Com essa experiência, constatou algo muito interessante: um círculo virtuoso se instalava a cada etapa do processo. Um curso gerava recurso e isso trazia a abundância, que despertava em quem participava o desejo de cooperação, redistribuindo ou redirecionando os excedentes para outro curso, que gerava recurso que trazia abundância para ser distribuída mais uma vez. “Me pareceu evidente que deveríamos promover esses espaços e permitir que esse processo de trabalho, solidariedade, perseverança, reciprocidade e serviço fosse a pedagogia desencadeadora da cooperação... que gera abundância”, arrematou.
Atividades do CISCO
Os cursos implantados pelo CISCO tem como objetivo a aprendizagem em ciclos curtos, de três meses, escolhendo atividades na qual trabalham o planejamento, a pontualidade, a ética e acima de tudo a alegria do serviço. “Nossos grupos nunca são superiores a cinco pessoas, uma para cada princípio. Com exceção dos cursos com parceria com o Serviço Nacional de Aprendizagem Rural (Senar), que exige uma quota mínima de 10 participantes por treinamento”, disse, para esclarecer que os cursos de apicultura são abertos para um número maior de participantes.
A agenda em conclusão, 2020-2022, contemplou as seguintes atividades: Costura / Atelier Bene Dita, quatro mulheres; Produção de alimentos; Horta orgânica urbana ou rural – uma mulher e cinco adolescentes; Condicionamento e comercialização de produtos orgânicos; Economia doméstica e práticas sustentáveis – duas mulheres; Saboaria – quatro mulheres; Gastronomia e culinária; Apicultura básica – dois grupos de 10 pessoas; Alfabetização – três crianças; e Leitura – três crianças.

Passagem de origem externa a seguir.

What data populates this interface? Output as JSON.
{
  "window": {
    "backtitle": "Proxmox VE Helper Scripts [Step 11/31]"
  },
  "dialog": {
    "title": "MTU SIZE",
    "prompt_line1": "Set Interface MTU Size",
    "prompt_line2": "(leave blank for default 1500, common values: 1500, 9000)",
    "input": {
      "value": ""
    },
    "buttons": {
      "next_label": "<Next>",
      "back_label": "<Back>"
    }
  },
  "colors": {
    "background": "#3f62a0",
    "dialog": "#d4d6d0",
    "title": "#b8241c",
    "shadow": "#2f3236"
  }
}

Outros cursos, adicionados segundo as necessidades do lugar ou das situações: Segurança alimentar – cinco participantes; Coleta, reciclagem e valorização de dejetos – ação comunitária; Reforço escolar -– três crianças; Coleta de água de chuva; Gastronomia e confeitaria – dois adolescentes; Conserto de bomba d'água; Movelaria em palete / ARTEvidades – seis mulheres; Capoeira; Pintura; e Dança.
No período de 2019 a 2022 realizou e manteve atividades on-line: Espaço Sorriso, horta urbana, provedora do Espaço Confiança, financiador do tratamento dentário de 2020-2021; ARTEvidades, Atelier Sabine Feuglet e integração; Produção de alimentos; Atelier Bene Dita; fabricação e distribuição de máscaras durante a pandemia do Covid 19.
Nos anos de 2018 e 2019 realizou os cursos de Economia doméstica e práticas sustentáveis; Saboaria; Apicultura básica; e Horta orgânica urbana ou rural.